This album caught the attention of U.S. Grammy voters in 2015 for its engineering, and indeed its surround-sound work, with the orchestral players moving several times over the course of the recording, is impressive even on ordinary playback equipment. But beyond this, the recording, on the small Norwegian label 2L, has gained a substantial following among ordinary classical listeners in several countries who give no sign of having experienced it on equipment costing upwards of $5,000. This is doubtless due in part to the simplicity of style in the main work, the Magnificat by Norwegian composer
Kim André Arnesen, but again that's not the whole story.

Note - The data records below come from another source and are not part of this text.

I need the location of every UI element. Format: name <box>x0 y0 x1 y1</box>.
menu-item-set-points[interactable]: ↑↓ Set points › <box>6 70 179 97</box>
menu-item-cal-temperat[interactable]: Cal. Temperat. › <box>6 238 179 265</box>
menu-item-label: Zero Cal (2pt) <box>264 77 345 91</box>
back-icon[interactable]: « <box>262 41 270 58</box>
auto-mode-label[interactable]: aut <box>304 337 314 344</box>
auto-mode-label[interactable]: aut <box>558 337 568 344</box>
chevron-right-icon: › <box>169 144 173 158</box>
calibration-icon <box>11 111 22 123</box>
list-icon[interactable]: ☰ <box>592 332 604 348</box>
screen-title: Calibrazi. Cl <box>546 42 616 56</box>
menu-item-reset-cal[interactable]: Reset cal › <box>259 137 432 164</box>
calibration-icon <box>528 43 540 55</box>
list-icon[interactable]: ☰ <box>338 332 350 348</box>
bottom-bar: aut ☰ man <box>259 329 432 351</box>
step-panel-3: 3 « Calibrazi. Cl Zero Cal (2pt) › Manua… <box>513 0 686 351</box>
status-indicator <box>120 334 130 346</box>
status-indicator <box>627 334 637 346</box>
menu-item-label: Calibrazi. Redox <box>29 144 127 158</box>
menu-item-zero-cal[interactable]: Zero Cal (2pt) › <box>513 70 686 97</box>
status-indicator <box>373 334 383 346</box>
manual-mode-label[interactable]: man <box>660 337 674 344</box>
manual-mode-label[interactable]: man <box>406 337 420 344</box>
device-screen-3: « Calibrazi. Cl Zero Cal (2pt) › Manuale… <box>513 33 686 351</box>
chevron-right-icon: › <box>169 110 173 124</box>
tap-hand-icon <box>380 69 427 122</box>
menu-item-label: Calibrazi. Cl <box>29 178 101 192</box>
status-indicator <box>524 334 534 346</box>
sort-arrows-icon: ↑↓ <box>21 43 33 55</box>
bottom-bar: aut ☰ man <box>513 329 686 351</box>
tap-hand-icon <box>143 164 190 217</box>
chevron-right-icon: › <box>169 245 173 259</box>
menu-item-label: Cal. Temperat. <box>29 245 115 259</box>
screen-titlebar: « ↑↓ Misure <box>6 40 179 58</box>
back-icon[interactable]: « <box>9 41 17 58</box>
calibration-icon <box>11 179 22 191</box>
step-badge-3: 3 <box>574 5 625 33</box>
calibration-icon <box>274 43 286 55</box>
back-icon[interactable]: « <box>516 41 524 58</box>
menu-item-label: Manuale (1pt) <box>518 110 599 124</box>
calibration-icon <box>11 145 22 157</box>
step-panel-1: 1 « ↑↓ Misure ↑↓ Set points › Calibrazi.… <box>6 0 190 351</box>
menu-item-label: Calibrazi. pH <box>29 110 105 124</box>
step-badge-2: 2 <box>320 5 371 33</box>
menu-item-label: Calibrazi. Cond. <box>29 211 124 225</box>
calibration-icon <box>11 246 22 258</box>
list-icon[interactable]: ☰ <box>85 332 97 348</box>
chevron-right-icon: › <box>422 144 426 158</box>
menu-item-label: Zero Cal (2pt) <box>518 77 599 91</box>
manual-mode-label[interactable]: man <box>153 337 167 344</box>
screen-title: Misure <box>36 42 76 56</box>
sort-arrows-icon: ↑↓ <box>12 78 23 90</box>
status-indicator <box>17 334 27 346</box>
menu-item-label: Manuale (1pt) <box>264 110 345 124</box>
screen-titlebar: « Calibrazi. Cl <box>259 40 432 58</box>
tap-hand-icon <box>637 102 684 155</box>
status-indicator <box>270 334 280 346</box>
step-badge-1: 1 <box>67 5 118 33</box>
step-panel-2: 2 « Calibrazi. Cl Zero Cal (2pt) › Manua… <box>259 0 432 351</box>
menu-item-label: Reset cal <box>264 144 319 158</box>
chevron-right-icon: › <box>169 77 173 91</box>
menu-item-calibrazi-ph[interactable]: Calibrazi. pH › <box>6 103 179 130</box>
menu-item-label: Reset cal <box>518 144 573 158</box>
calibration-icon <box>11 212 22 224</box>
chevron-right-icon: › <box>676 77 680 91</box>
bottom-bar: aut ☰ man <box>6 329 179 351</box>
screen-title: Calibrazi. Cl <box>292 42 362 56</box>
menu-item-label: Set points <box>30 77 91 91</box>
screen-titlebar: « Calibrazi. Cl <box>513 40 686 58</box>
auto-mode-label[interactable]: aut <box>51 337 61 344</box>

Arnesen's music is tonal, but it builds in considerable rhythmic complexity in the form of shifting time signatures, and it is constructed out of layers that are ideally suited to the recording site, the magnificent Nidaros Cathedral of Trondheim, Norway. The chorus is that cathedral's house girls' choir, the
Nidarosdomen Jentekor. The nexus of that group's limpid amateur sound and the razor-sharp string playing of the
Trondheim Soloists is one source of the music's appeal; another is the structure of the
Arnesen work itself, with orchestra, piano, and organ added at different times, but rarely joining for a massed sound. The inclusion of
Aaron Jay Kernis' instrumental Musica Celestis, probably less well known in Norway than in North America, is a stroke of genius, setting off all the qualities of the
Arnesen. The program ends with two pieces by another Norwegian composer,
Ola Gjeilo, one of them a setting of
Walt Whitman's Song of the Universal. An engineering feast, this is an easy-on-the-ears album that nevertheless does not spoon-feed its audiences.